Good day on the lake Sun. 3 man limit on eyes and 11 crappies 11-13". Everything caught in 7-10 feet of water on jig and minnie.Water was about 62*on the surface and still stained pretty good.


----------



## dougers (May 6, 2007)

Trolling?


----------



## E- man (Jan 25, 2014)

casting, very slow retrieve bouncing bottom.


----------



## nis1 (Mar 12, 2014)

Headed there in the a.m. Can't freakin wait. Love salt for this time of the year!


----------



## E- man (Jan 25, 2014)

Good luck nis1. Should be a good day.


----------



## donny_k (Apr 16, 2015)

Care to share any more info on where on Salt Fork you fished? I know thats a lot to ask but Im trying to branch out and fish for something other than bass and would love to give it a shot soon.


----------



## E- man (Jan 25, 2014)

We target saugeyes and crappies. We have some "secret" spots but always have to go looking. Try the coves and points before you get into the coves. Mostly casting like you would for bass. We don't target any particular end of the lake as we try different areas until we find fish. Most of the time we are fishing in 10' of water or less. A lot of the time the eyes are in 5 fow or less. It's not a whole lot different than fishing for bass. You don't always have to look for structure though unless you are just targeting crappies and gills. Good luck.


----------



## nis1 (Mar 12, 2014)

I threw everything in the boat at them today and I've concluded they just weren't biting. Fished from 5:30-11:30. Couple crappie, couple small bass, couple warmouth...no stinkin saugeye.


----------



## Flathead76 (May 2, 2010)

nis1 said:


> I threw everything in the boat at them today and I've concluded they just weren't biting. Fished from 5:30-11:30. Couple crappie, couple small bass, couple warmouth...no stinkin saugeye.

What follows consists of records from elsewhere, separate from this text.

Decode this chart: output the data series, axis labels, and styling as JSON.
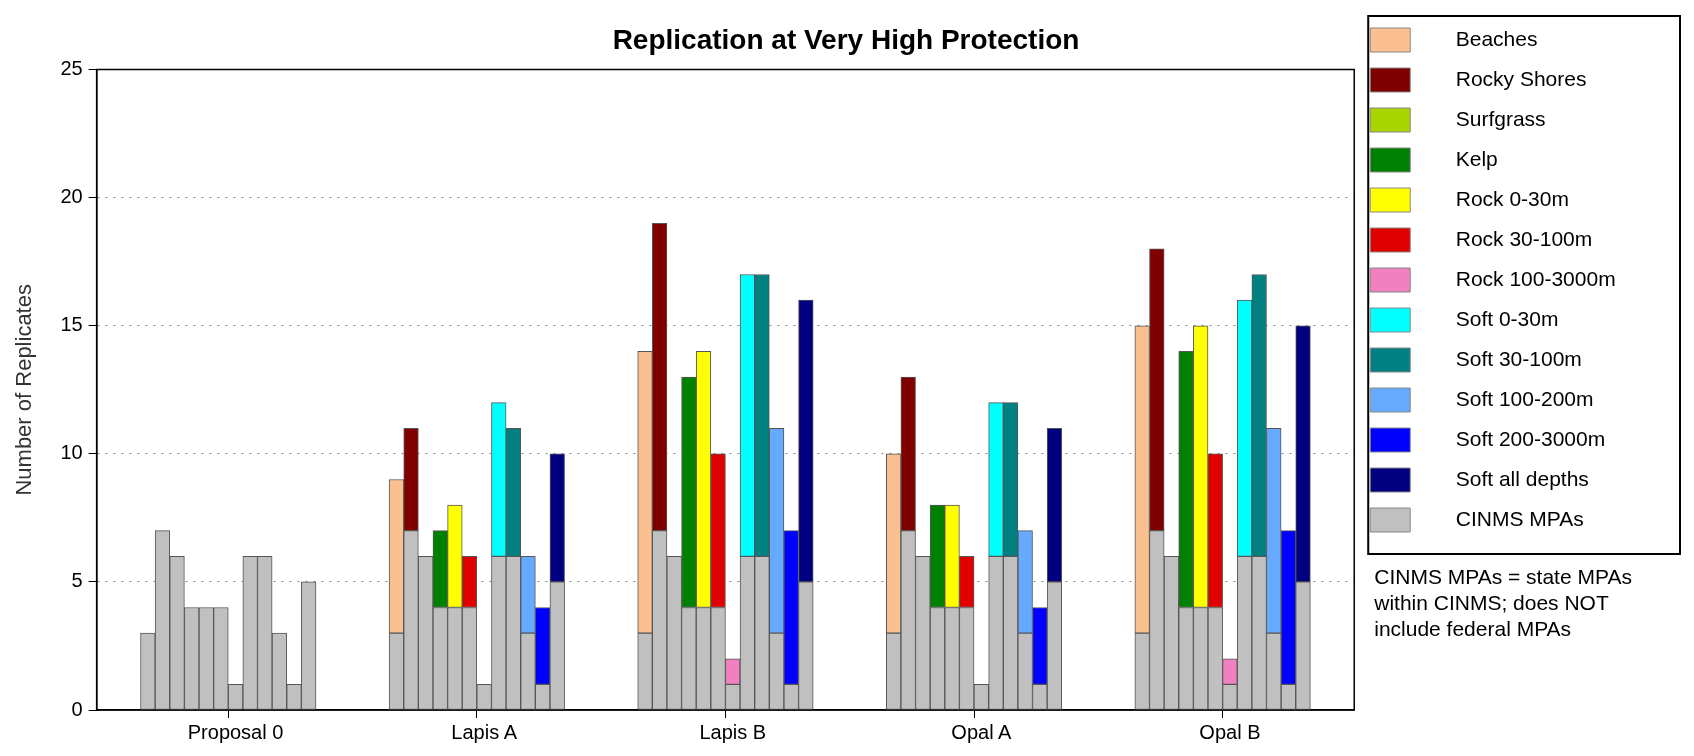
{
  "chart_data": {
    "type": "bar",
    "title": "Replication at Very High Protection",
    "ylabel": "Number of Replicates",
    "categories": [
      null,
      null,
      null,
      null,
      null,
      null,
      null,
      null,
      null,
      "Proposal 0",
      null,
      null,
      null,
      null,
      null,
      null,
      null,
      null,
      null,
      null,
      null,
      null,
      null,
      null,
      null,
      null,
      "Lapis A",
      null,
      null,
      null,
      null,
      null,
      null,
      null,
      null,
      null,
      null,
      null,
      null,
      null,
      null,
      null,
      null,
      "Lapis B",
      null,
      null,
      null,
      null,
      null,
      null,
      null,
      null,
      null,
      null,
      null,
      null,
      null,
      null,
      null,
      null,
      "Opal A",
      null,
      null,
      null,
      null,
      null,
      null,
      null,
      null,
      null,
      null,
      null,
      null,
      null,
      null,
      null,
      null,
      "Opal B",
      null,
      null,
      null,
      null,
      null,
      null,
      null,
      null
    ],
    "ylim": [
      0,
      25
    ],
    "yticks": [
      0,
      5,
      10,
      15,
      20,
      25
    ],
    "grid": "y",
    "stacked": true,
    "legend": "right",
    "annotations": [
      "CINMS MPAs = state MPAs within CINMS; does NOT include federal MPAs"
    ],
    "series": [
      {
        "name": "CINMS MPAs",
        "color": "#c0c0c0",
        "values": [
          null,
          null,
          null,
          3,
          7,
          6,
          4,
          4,
          4,
          1,
          6,
          6,
          3,
          1,
          5,
          null,
          null,
          null,
          null,
          null,
          3,
          7,
          6,
          4,
          4,
          4,
          1,
          6,
          6,
          3,
          1,
          5,
          null,
          null,
          null,
          null,
          null,
          3,
          7,
          6,
          4,
          4,
          4,
          1,
          6,
          6,
          3,
          1,
          5,
          null,
          null,
          null,
          null,
          null,
          3,
          7,
          6,
          4,
          4,
          4,
          1,
          6,
          6,
          3,
          1,
          5,
          null,
          null,
          null,
          null,
          null,
          3,
          7,
          6,
          4,
          4,
          4,
          1,
          6,
          6,
          3,
          1,
          5,
          null,
          null,
          null
        ]
      },
      {
        "name": "Beaches",
        "color": "#fac090",
        "values": [
          null,
          null,
          null,
          null,
          null,
          null,
          null,
          null,
          null,
          null,
          null,
          null,
          null,
          null,
          null,
          null,
          null,
          null,
          null,
          null,
          6,
          null,
          null,
          null,
          null,
          null,
          null,
          null,
          null,
          null,
          null,
          null,
          null,
          null,
          null,
          null,
          null,
          11,
          null,
          null,
          null,
          null,
          null,
          null,
          null,
          null,
          null,
          null,
          null,
          null,
          null,
          null,
          null,
          null,
          7,
          null,
          null,
          null,
          null,
          null,
          null,
          null,
          null,
          null,
          null,
          null,
          null,
          null,
          null,
          null,
          null,
          12,
          null,
          null,
          null,
          null,
          null,
          null,
          null,
          null,
          null,
          null,
          null,
          null,
          null,
          null
        ]
      },
      {
        "name": "Rocky Shores",
        "color": "#800000",
        "values": [
          null,
          null,
          null,
          null,
          null,
          null,
          null,
          null,
          null,
          null,
          null,
          null,
          null,
          null,
          null,
          null,
          null,
          null,
          null,
          null,
          null,
          4,
          null,
          null,
          null,
          null,
          null,
          null,
          null,
          null,
          null,
          null,
          null,
          null,
          null,
          null,
          null,
          null,
          12,
          null,
          null,
          null,
          null,
          null,
          null,
          null,
          null,
          null,
          null,
          null,
          null,
          null,
          null,
          null,
          null,
          6,
          null,
          null,
          null,
          null,
          null,
          null,
          null,
          null,
          null,
          null,
          null,
          null,
          null,
          null,
          null,
          null,
          11,
          null,
          null,
          null,
          null,
          null,
          null,
          null,
          null,
          null,
          null,
          null,
          null,
          null
        ]
      },
      {
        "name": "Surfgrass",
        "color": "#a8d400",
        "values": [
          null,
          null,
          null,
          null,
          null,
          null,
          null,
          null,
          null,
          null,
          null,
          null,
          null,
          null,
          null,
          null,
          null,
          null,
          null,
          null,
          null,
          null,
          null,
          null,
          null,
          null,
          null,
          null,
          null,
          null,
          null,
          null,
          null,
          null,
          null,
          null,
          null,
          null,
          null,
          null,
          null,
          null,
          null,
          null,
          null,
          null,
          null,
          null,
          null,
          null,
          null,
          null,
          null,
          null,
          null,
          null,
          null,
          null,
          null,
          null,
          null,
          null,
          null,
          null,
          null,
          null,
          null,
          null,
          null,
          null,
          null,
          null,
          null,
          null,
          null,
          null,
          null,
          null,
          null,
          null,
          null,
          null,
          null,
          null,
          null,
          null
        ]
      },
      {
        "name": "Kelp",
        "color": "#008000",
        "values": [
          null,
          null,
          null,
          null,
          null,
          null,
          null,
          null,
          null,
          null,
          null,
          null,
          null,
          null,
          null,
          null,
          null,
          null,
          null,
          null,
          null,
          null,
          null,
          3,
          null,
          null,
          null,
          null,
          null,
          null,
          null,
          null,
          null,
          null,
          null,
          null,
          null,
          null,
          null,
          null,
          9,
          null,
          null,
          null,
          null,
          null,
          null,
          null,
          null,
          null,
          null,
          null,
          null,
          null,
          null,
          null,
          null,
          4,
          null,
          null,
          null,
          null,
          null,
          null,
          null,
          null,
          null,
          null,
          null,
          null,
          null,
          null,
          null,
          null,
          10,
          null,
          null,
          null,
          null,
          null,
          null,
          null,
          null,
          null,
          null,
          null
        ]
      },
      {
        "name": "Rock 0-30m",
        "color": "#ffff00",
        "values": [
          null,
          null,
          null,
          null,
          null,
          null,
          null,
          null,
          null,
          null,
          null,
          null,
          null,
          null,
          null,
          null,
          null,
          null,
          null,
          null,
          null,
          null,
          null,
          null,
          4,
          null,
          null,
          null,
          null,
          null,
          null,
          null,
          null,
          null,
          null,
          null,
          null,
          null,
          null,
          null,
          null,
          10,
          null,
          null,
          null,
          null,
          null,
          null,
          null,
          null,
          null,
          null,
          null,
          null,
          null,
          null,
          null,
          null,
          4,
          null,
          null,
          null,
          null,
          null,
          null,
          null,
          null,
          null,
          null,
          null,
          null,
          null,
          null,
          null,
          null,
          11,
          null,
          null,
          null,
          null,
          null,
          null,
          null,
          null,
          null,
          null
        ]
      },
      {
        "name": "Rock 30-100m",
        "color": "#e00000",
        "values": [
          null,
          null,
          null,
          null,
          null,
          null,
          null,
          null,
          null,
          null,
          null,
          null,
          null,
          null,
          null,
          null,
          null,
          null,
          null,
          null,
          null,
          null,
          null,
          null,
          null,
          2,
          null,
          null,
          null,
          null,
          null,
          null,
          null,
          null,
          null,
          null,
          null,
          null,
          null,
          null,
          null,
          null,
          6,
          null,
          null,
          null,
          null,
          null,
          null,
          null,
          null,
          null,
          null,
          null,
          null,
          null,
          null,
          null,
          null,
          2,
          null,
          null,
          null,
          null,
          null,
          null,
          null,
          null,
          null,
          null,
          null,
          null,
          null,
          null,
          null,
          null,
          6,
          null,
          null,
          null,
          null,
          null,
          null,
          null,
          null,
          null
        ]
      },
      {
        "name": "Rock 100-3000m",
        "color": "#f080c0",
        "values": [
          null,
          null,
          null,
          null,
          null,
          null,
          null,
          null,
          null,
          null,
          null,
          null,
          null,
          null,
          null,
          null,
          null,
          null,
          null,
          null,
          null,
          null,
          null,
          null,
          null,
          null,
          null,
          null,
          null,
          null,
          null,
          null,
          null,
          null,
          null,
          null,
          null,
          null,
          null,
          null,
          null,
          null,
          null,
          1,
          null,
          null,
          null,
          null,
          null,
          null,
          null,
          null,
          null,
          null,
          null,
          null,
          null,
          null,
          null,
          null,
          null,
          null,
          null,
          null,
          null,
          null,
          null,
          null,
          null,
          null,
          null,
          null,
          null,
          null,
          null,
          null,
          null,
          1,
          null,
          null,
          null,
          null,
          null,
          null,
          null,
          null
        ]
      },
      {
        "name": "Soft 0-30m",
        "color": "#00ffff",
        "values": [
          null,
          null,
          null,
          null,
          null,
          null,
          null,
          null,
          null,
          null,
          null,
          null,
          null,
          null,
          null,
          null,
          null,
          null,
          null,
          null,
          null,
          null,
          null,
          null,
          null,
          null,
          null,
          6,
          null,
          null,
          null,
          null,
          null,
          null,
          null,
          null,
          null,
          null,
          null,
          null,
          null,
          null,
          null,
          null,
          11,
          null,
          null,
          null,
          null,
          null,
          null,
          null,
          null,
          null,
          null,
          null,
          null,
          null,
          null,
          null,
          null,
          6,
          null,
          null,
          null,
          null,
          null,
          null,
          null,
          null,
          null,
          null,
          null,
          null,
          null,
          null,
          null,
          null,
          10,
          null,
          null,
          null,
          null,
          null,
          null,
          null
        ]
      },
      {
        "name": "Soft 30-100m",
        "color": "#008080",
        "values": [
          null,
          null,
          null,
          null,
          null,
          null,
          null,
          null,
          null,
          null,
          null,
          null,
          null,
          null,
          null,
          null,
          null,
          null,
          null,
          null,
          null,
          null,
          null,
          null,
          null,
          null,
          null,
          null,
          5,
          null,
          null,
          null,
          null,
          null,
          null,
          null,
          null,
          null,
          null,
          null,
          null,
          null,
          null,
          null,
          null,
          11,
          null,
          null,
          null,
          null,
          null,
          null,
          null,
          null,
          null,
          null,
          null,
          null,
          null,
          null,
          null,
          null,
          6,
          null,
          null,
          null,
          null,
          null,
          null,
          null,
          null,
          null,
          null,
          null,
          null,
          null,
          null,
          null,
          null,
          11,
          null,
          null,
          null,
          null,
          null,
          null
        ]
      },
      {
        "name": "Soft 100-200m",
        "color": "#66aaff",
        "values": [
          null,
          null,
          null,
          null,
          null,
          null,
          null,
          null,
          null,
          null,
          null,
          null,
          null,
          null,
          null,
          null,
          null,
          null,
          null,
          null,
          null,
          null,
          null,
          null,
          null,
          null,
          null,
          null,
          null,
          3,
          null,
          null,
          null,
          null,
          null,
          null,
          null,
          null,
          null,
          null,
          null,
          null,
          null,
          null,
          null,
          null,
          8,
          null,
          null,
          null,
          null,
          null,
          null,
          null,
          null,
          null,
          null,
          null,
          null,
          null,
          null,
          null,
          null,
          4,
          null,
          null,
          null,
          null,
          null,
          null,
          null,
          null,
          null,
          null,
          null,
          null,
          null,
          null,
          null,
          null,
          8,
          null,
          null,
          null,
          null,
          null
        ]
      },
      {
        "name": "Soft 200-3000m",
        "color": "#0000ff",
        "values": [
          null,
          null,
          null,
          null,
          null,
          null,
          null,
          null,
          null,
          null,
          null,
          null,
          null,
          null,
          null,
          null,
          null,
          null,
          null,
          null,
          null,
          null,
          null,
          null,
          null,
          null,
          null,
          null,
          null,
          null,
          3,
          null,
          null,
          null,
          null,
          null,
          null,
          null,
          null,
          null,
          null,
          null,
          null,
          null,
          null,
          null,
          null,
          6,
          null,
          null,
          null,
          null,
          null,
          null,
          null,
          null,
          null,
          null,
          null,
          null,
          null,
          null,
          null,
          null,
          3,
          null,
          null,
          null,
          null,
          null,
          null,
          null,
          null,
          null,
          null,
          null,
          null,
          null,
          null,
          null,
          null,
          6,
          null,
          null,
          null,
          null
        ]
      },
      {
        "name": "Soft all depths",
        "color": "#000080",
        "values": [
          null,
          null,
          null,
          null,
          null,
          null,
          null,
          null,
          null,
          null,
          null,
          null,
          null,
          null,
          null,
          null,
          null,
          null,
          null,
          null,
          null,
          null,
          null,
          null,
          null,
          null,
          null,
          null,
          null,
          null,
          null,
          5,
          null,
          null,
          null,
          null,
          null,
          null,
          null,
          null,
          null,
          null,
          null,
          null,
          null,
          null,
          null,
          null,
          11,
          null,
          null,
          null,
          null,
          null,
          null,
          null,
          null,
          null,
          null,
          null,
          null,
          null,
          null,
          null,
          null,
          6,
          null,
          null,
          null,
          null,
          null,
          null,
          null,
          null,
          null,
          null,
          null,
          null,
          null,
          null,
          null,
          null,
          10,
          null,
          null,
          null
        ]
      }
    ]
  }
}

It's because you tried fishing for them. Target something else and you will probably catch a few. That's how saugeye fishing works for me.


----------



## TRAPPERBECK (Mar 23, 2010)

Yea try fishing FUR bass & you"ll catch some than.


----------



## donny_k (Apr 16, 2015)

E- man said:


> We target saugeyes and crappies. We have some "secret" spots but always have to go looking. Try the coves and points before you get into the coves. Mostly casting like you would for bass. We don't target any particular end of the lake as we try different areas until we find fish. Most of the time we are fishing in 10' of water or less. A lot of the time the eyes are in 5 fow or less. It's not a whole lot different than fishing for bass. You don't always have to look for structure though unless you are just targeting crappies and gills. Good luck.


So your just hooking a minnow through the face with a plain grey jighead and casting toward shore?


----------



## E- man (Jan 25, 2014)

Add a twister tail and for the most part yes. Chartreuse is the most popular but other colors work also.


----------



## mlkostur (Apr 27, 2015)

donny_k said:


> So your just hooking a minnow through the face with a plain grey jighead and casting toward shore?


If I use a minnow that is how I would fish... and very slow. I usually don't use twister with minnows, but I have and had success. As mentioned above I would go with Chartreuse, and when using a minnow I like using lighter line(6lb) and lighter jig head. You might want to try a vibE also if you really want to target eyes.


----------